Because Waukesha has been making its case for more than a year, the city is viewed as the leading candidate for a test case on whether a community outside the Great Lakes Basin can tap into the lakes as a source of water. Only two other out-of-basin communities have been successful in getting water from the lakes in recent decades: Pleasant Prairie in Kenosha County and Akron, Ohio.

The basin is key because in 1986, Congress passed the Water Resources Development Act, which required the governors of Wisconsin, Minnesota, Illinois, Michigan, Indiana, Ohio, Pennsylvania and New York to unanimously approve any water diversions outside the boundary.

New rules considered
The proposed governors' agreement includes these highlights:

Authority over the Great Lakes would remain in the states and the two Canadian provinces that border the lakes.

Inside the basin, Great Lakes governors would have to review any new request to use 5 million gallons a day or more that will not be returned to the lake. This would also apply to any existing user that wanted to increase water use by that much.

Outside the basin, Great Lakes governors would have to review any request for 1 million gallons a day. All eight governors would have to agree to the water use.

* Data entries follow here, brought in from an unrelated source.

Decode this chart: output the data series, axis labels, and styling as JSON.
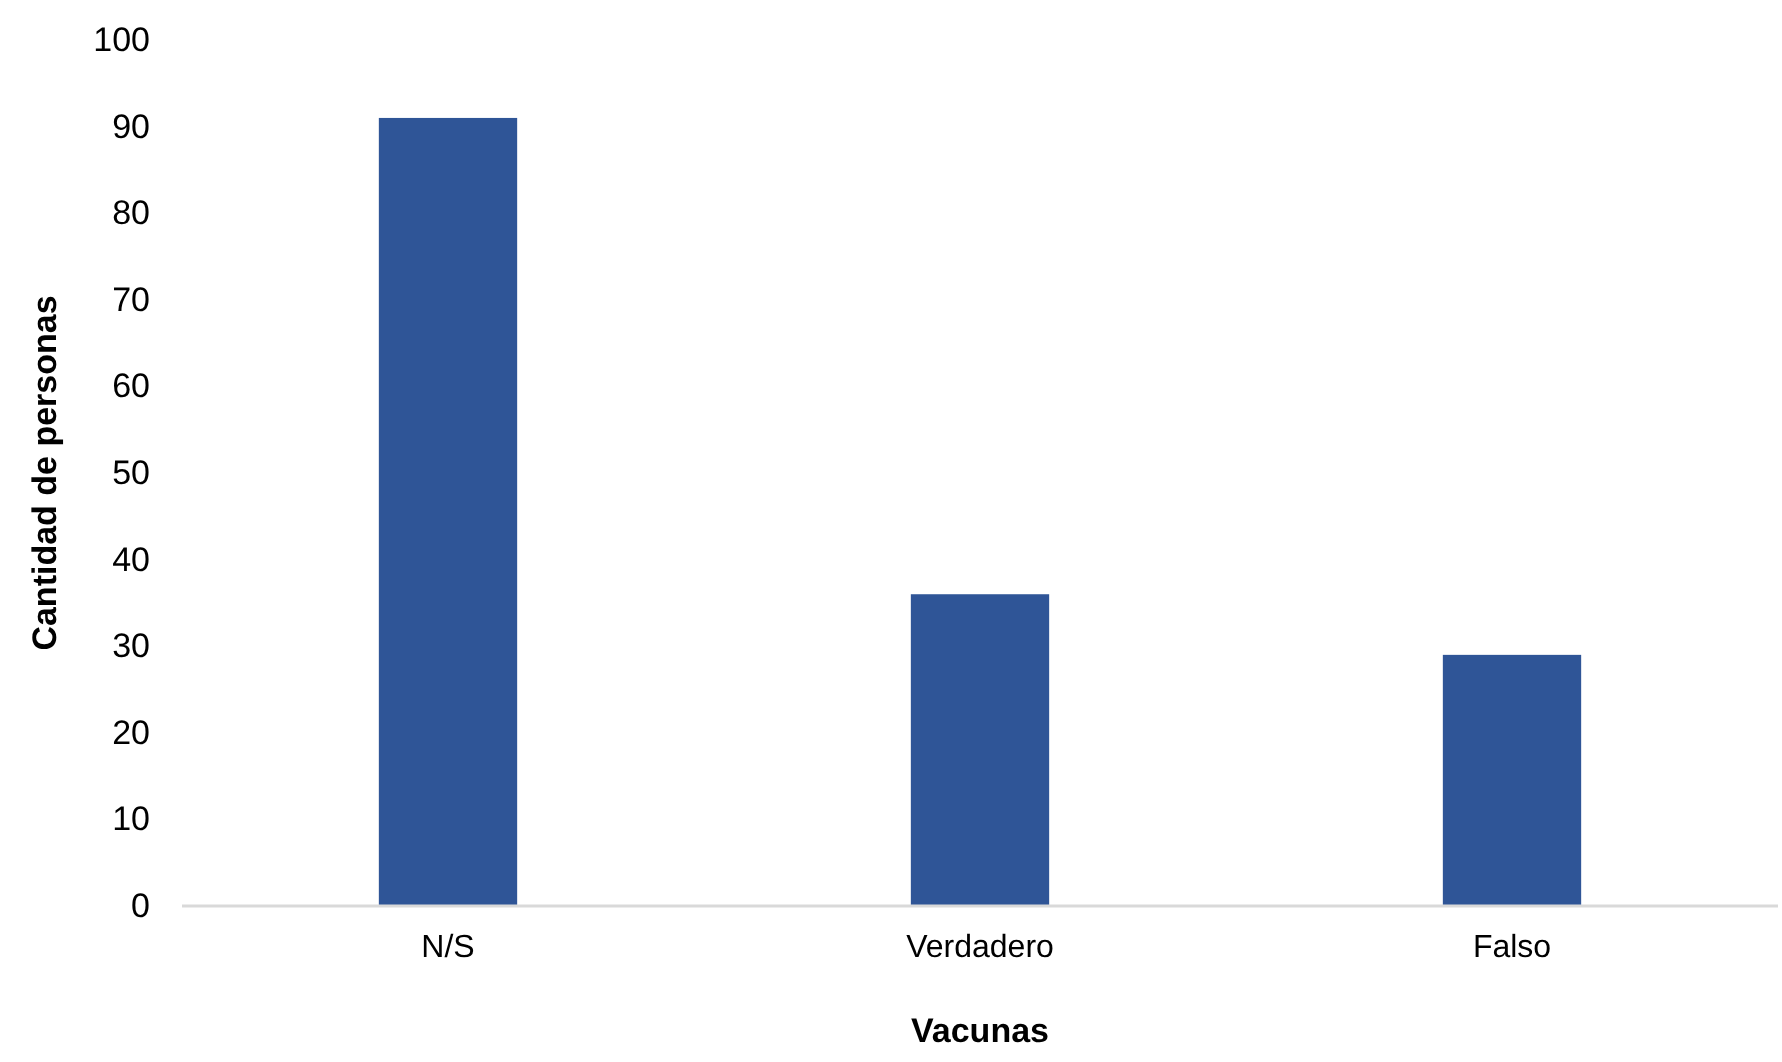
{
  "chart_data": {
    "type": "bar",
    "xlabel": "Vacunas",
    "ylabel": "Cantidad de personas",
    "categories": [
      "N/S",
      "Verdadero",
      "Falso"
    ],
    "values": [
      91,
      36,
      29
    ],
    "color": "#2f5597",
    "ylim": [
      0,
      100
    ],
    "yticks": [
      0,
      10,
      20,
      30,
      40,
      50,
      60,
      70,
      80,
      90,
      100
    ],
    "grid": false
  }
}
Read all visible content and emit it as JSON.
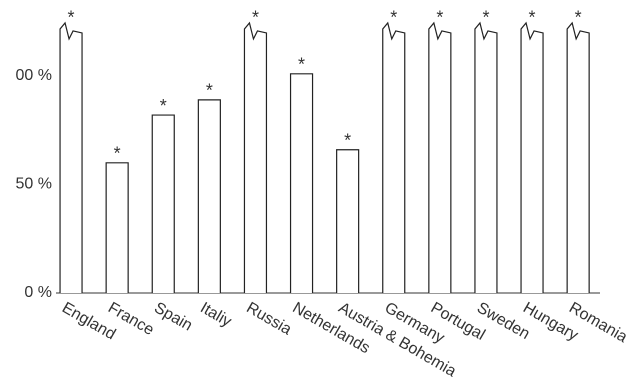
{
  "chart_data": {
    "type": "bar",
    "categories": [
      "England",
      "France",
      "Spain",
      "Italiy",
      "Russia",
      "Netherlands",
      "Austria & Bohemia",
      "Germany",
      "Portugal",
      "Sweden",
      "Hungary",
      "Romania"
    ],
    "values": [
      121,
      60,
      82,
      89,
      121,
      101,
      66,
      120,
      120,
      123,
      123,
      121
    ],
    "annotations": [
      "*",
      "*",
      "*",
      "*",
      "*",
      "*",
      "*",
      "*",
      "*",
      "*",
      "*",
      "*"
    ],
    "color": "#ffffff",
    "ylim": [
      0,
      118
    ],
    "yticks": [
      0,
      50,
      {
        "value": 100,
        "label": "00 %"
      }
    ],
    "ytick_labels": [
      "0 %",
      "50 %"
    ]
  }
}
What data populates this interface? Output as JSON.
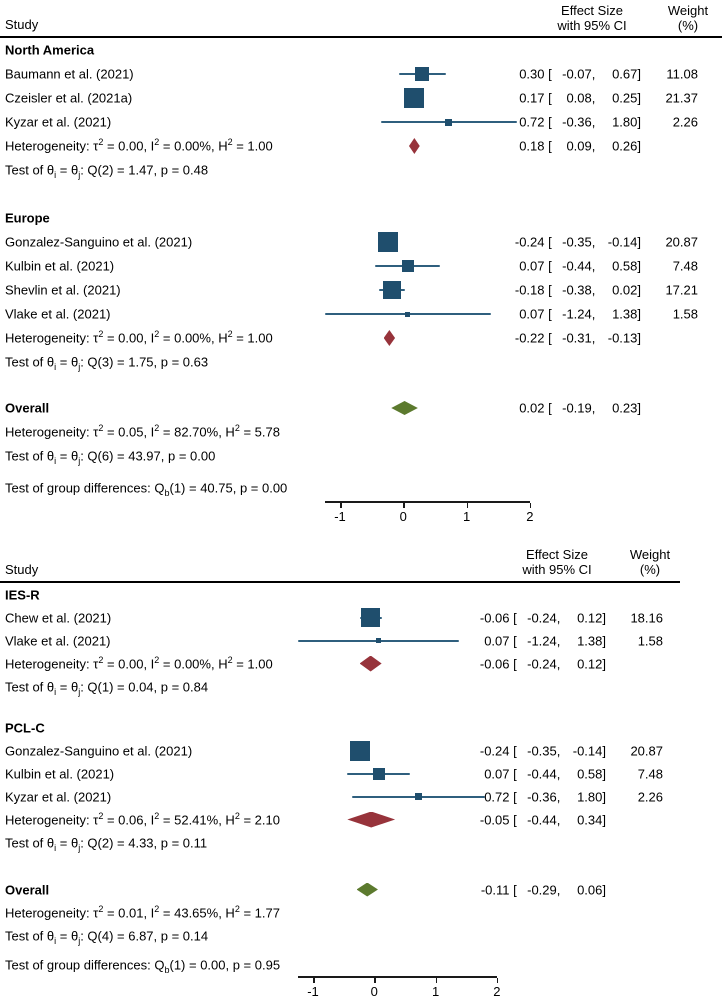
{
  "colors": {
    "study_square": "#1f4e6d",
    "ci_line": "#2f5f7e",
    "subgroup_diamond": "#97333b",
    "overall_diamond": "#5c7a2e",
    "rule": "#000000",
    "axis": "#1a1a1a"
  },
  "chart_data": {
    "type": "forest",
    "effect_label": "Effect Size with 95% CI",
    "panels": [
      {
        "header": {
          "study": "Study",
          "effect_line1": "Effect Size",
          "effect_line2": "with 95% CI",
          "weight_line1": "Weight",
          "weight_line2": "(%)"
        },
        "axis": {
          "ticks": [
            {
              "value": -1,
              "label": "-1"
            },
            {
              "value": 0,
              "label": "0"
            },
            {
              "value": 1,
              "label": "1"
            },
            {
              "value": 2,
              "label": "2"
            }
          ]
        },
        "rows": [
          {
            "type": "section",
            "label": "North America"
          },
          {
            "type": "study",
            "label": "Baumann et al. (2021)",
            "marker": "square",
            "est": 0.3,
            "lo": -0.07,
            "hi": 0.67,
            "weight": 11.08,
            "est_text": "0.30",
            "lo_text": "-0.07",
            "hi_text": "0.67",
            "weight_text": "11.08"
          },
          {
            "type": "study",
            "label": "Czeisler et al. (2021a)",
            "marker": "square",
            "est": 0.17,
            "lo": 0.08,
            "hi": 0.25,
            "weight": 21.37,
            "est_text": "0.17",
            "lo_text": "0.08",
            "hi_text": "0.25",
            "weight_text": "21.37"
          },
          {
            "type": "study",
            "label": "Kyzar et al. (2021)",
            "marker": "square",
            "est": 0.72,
            "lo": -0.36,
            "hi": 1.8,
            "weight": 2.26,
            "est_text": "0.72",
            "lo_text": "-0.36",
            "hi_text": "1.80",
            "weight_text": "2.26"
          },
          {
            "type": "het",
            "label": "Heterogeneity: τ^2 = 0.00, I^2 = 0.00%, H^2 = 1.00",
            "marker": "diamond_subgroup",
            "est": 0.18,
            "lo": 0.09,
            "hi": 0.26,
            "est_text": "0.18",
            "lo_text": "0.09",
            "hi_text": "0.26"
          },
          {
            "type": "test",
            "label": "Test of θ_i = θ_j: Q(2) = 1.47, p = 0.48"
          },
          {
            "type": "spacer"
          },
          {
            "type": "section",
            "label": "Europe"
          },
          {
            "type": "study",
            "label": "Gonzalez-Sanguino et al. (2021)",
            "marker": "square",
            "est": -0.24,
            "lo": -0.35,
            "hi": -0.14,
            "weight": 20.87,
            "est_text": "-0.24",
            "lo_text": "-0.35",
            "hi_text": "-0.14",
            "weight_text": "20.87"
          },
          {
            "type": "study",
            "label": "Kulbin et al. (2021)",
            "marker": "square",
            "est": 0.07,
            "lo": -0.44,
            "hi": 0.58,
            "weight": 7.48,
            "est_text": "0.07",
            "lo_text": "-0.44",
            "hi_text": "0.58",
            "weight_text": "7.48"
          },
          {
            "type": "study",
            "label": "Shevlin et al. (2021)",
            "marker": "square",
            "est": -0.18,
            "lo": -0.38,
            "hi": 0.02,
            "weight": 17.21,
            "est_text": "-0.18",
            "lo_text": "-0.38",
            "hi_text": "0.02",
            "weight_text": "17.21"
          },
          {
            "type": "study",
            "label": "Vlake et al. (2021)",
            "marker": "square",
            "est": 0.07,
            "lo": -1.24,
            "hi": 1.38,
            "weight": 1.58,
            "est_text": "0.07",
            "lo_text": "-1.24",
            "hi_text": "1.38",
            "weight_text": "1.58"
          },
          {
            "type": "het",
            "label": "Heterogeneity: τ^2 = 0.00, I^2 = 0.00%, H^2 = 1.00",
            "marker": "diamond_subgroup",
            "est": -0.22,
            "lo": -0.31,
            "hi": -0.13,
            "est_text": "-0.22",
            "lo_text": "-0.31",
            "hi_text": "-0.13"
          },
          {
            "type": "test",
            "label": "Test of θ_i = θ_j: Q(3) = 1.75, p = 0.63"
          },
          {
            "type": "spacer"
          },
          {
            "type": "overall",
            "label": "Overall",
            "marker": "diamond_overall",
            "est": 0.02,
            "lo": -0.19,
            "hi": 0.23,
            "est_text": "0.02",
            "lo_text": "-0.19",
            "hi_text": "0.23"
          },
          {
            "type": "het",
            "label": "Heterogeneity: τ^2 = 0.05, I^2 = 82.70%, H^2 = 5.78"
          },
          {
            "type": "test",
            "label": "Test of θ_i = θ_j: Q(6) = 43.97, p = 0.00"
          },
          {
            "type": "spacer"
          },
          {
            "type": "test",
            "label": "Test of group differences: Q_b(1) = 40.75, p = 0.00"
          }
        ]
      },
      {
        "header": {
          "study": "Study",
          "effect_line1": "Effect Size",
          "effect_line2": "with 95% CI",
          "weight_line1": "Weight",
          "weight_line2": "(%)"
        },
        "axis": {
          "ticks": [
            {
              "value": -1,
              "label": "-1"
            },
            {
              "value": 0,
              "label": "0"
            },
            {
              "value": 1,
              "label": "1"
            },
            {
              "value": 2,
              "label": "2"
            }
          ]
        },
        "rows": [
          {
            "type": "section",
            "label": "IES-R"
          },
          {
            "type": "study",
            "label": "Chew et al. (2021)",
            "marker": "square",
            "est": -0.06,
            "lo": -0.24,
            "hi": 0.12,
            "weight": 18.16,
            "est_text": "-0.06",
            "lo_text": "-0.24",
            "hi_text": "0.12",
            "weight_text": "18.16"
          },
          {
            "type": "study",
            "label": "Vlake et al. (2021)",
            "marker": "square",
            "est": 0.07,
            "lo": -1.24,
            "hi": 1.38,
            "weight": 1.58,
            "est_text": "0.07",
            "lo_text": "-1.24",
            "hi_text": "1.38",
            "weight_text": "1.58"
          },
          {
            "type": "het",
            "label": "Heterogeneity: τ^2 = 0.00, I^2 = 0.00%, H^2 = 1.00",
            "marker": "diamond_subgroup",
            "est": -0.06,
            "lo": -0.24,
            "hi": 0.12,
            "est_text": "-0.06",
            "lo_text": "-0.24",
            "hi_text": "0.12"
          },
          {
            "type": "test",
            "label": "Test of θ_i = θ_j: Q(1) = 0.04, p = 0.84"
          },
          {
            "type": "spacer"
          },
          {
            "type": "section",
            "label": "PCL-C"
          },
          {
            "type": "study",
            "label": "Gonzalez-Sanguino et al. (2021)",
            "marker": "square",
            "est": -0.24,
            "lo": -0.35,
            "hi": -0.14,
            "weight": 20.87,
            "est_text": "-0.24",
            "lo_text": "-0.35",
            "hi_text": "-0.14",
            "weight_text": "20.87"
          },
          {
            "type": "study",
            "label": "Kulbin et al. (2021)",
            "marker": "square",
            "est": 0.07,
            "lo": -0.44,
            "hi": 0.58,
            "weight": 7.48,
            "est_text": "0.07",
            "lo_text": "-0.44",
            "hi_text": "0.58",
            "weight_text": "7.48"
          },
          {
            "type": "study",
            "label": "Kyzar et al. (2021)",
            "marker": "square",
            "est": 0.72,
            "lo": -0.36,
            "hi": 1.8,
            "weight": 2.26,
            "est_text": "0.72",
            "lo_text": "-0.36",
            "hi_text": "1.80",
            "weight_text": "2.26"
          },
          {
            "type": "het",
            "label": "Heterogeneity: τ^2 = 0.06, I^2 = 52.41%, H^2 = 2.10",
            "marker": "diamond_subgroup",
            "est": -0.05,
            "lo": -0.44,
            "hi": 0.34,
            "est_text": "-0.05",
            "lo_text": "-0.44",
            "hi_text": "0.34"
          },
          {
            "type": "test",
            "label": "Test of θ_i = θ_j: Q(2) = 4.33, p = 0.11"
          },
          {
            "type": "spacer"
          },
          {
            "type": "overall",
            "label": "Overall",
            "marker": "diamond_overall",
            "est": -0.11,
            "lo": -0.29,
            "hi": 0.06,
            "est_text": "-0.11",
            "lo_text": "-0.29",
            "hi_text": "0.06"
          },
          {
            "type": "het",
            "label": "Heterogeneity: τ^2 = 0.01, I^2 = 43.65%, H^2 = 1.77"
          },
          {
            "type": "test",
            "label": "Test of θ_i = θ_j: Q(4) = 6.87, p = 0.14"
          },
          {
            "type": "spacer"
          },
          {
            "type": "test",
            "label": "Test of group differences: Q_b(1) = 0.00, p = 0.95"
          }
        ]
      }
    ]
  }
}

Anyone asking for water outside the basin would have to demonstrate that they needed the water and couldn't find it elsewhere. They also must agree to return the water after treatment and fund water restoration projects.

When it makes an application to tap Lake Michigan, Waukesha's plan does not call for returning water directly back to the lake.

The city would continue to discharge the water into the Fox River, rather than running it through its sewage treatment plant and piping back to Lake Michigan.

The Fox River lies outside the Great Lakes basin, and river water flows into the Mississippi River.

Waukesha plans to argue that it will return Lake Michigan water another way: Reducing the pumping of groundwater in Waukesha would allow groundwater to change direction and flow back to the lake and replenish Lake Michigan, Duchniak said.

Also, he said that the Fox River ecosystem depends on Waukesha's millions of gallons of treated wastewater to keep flowing into the river.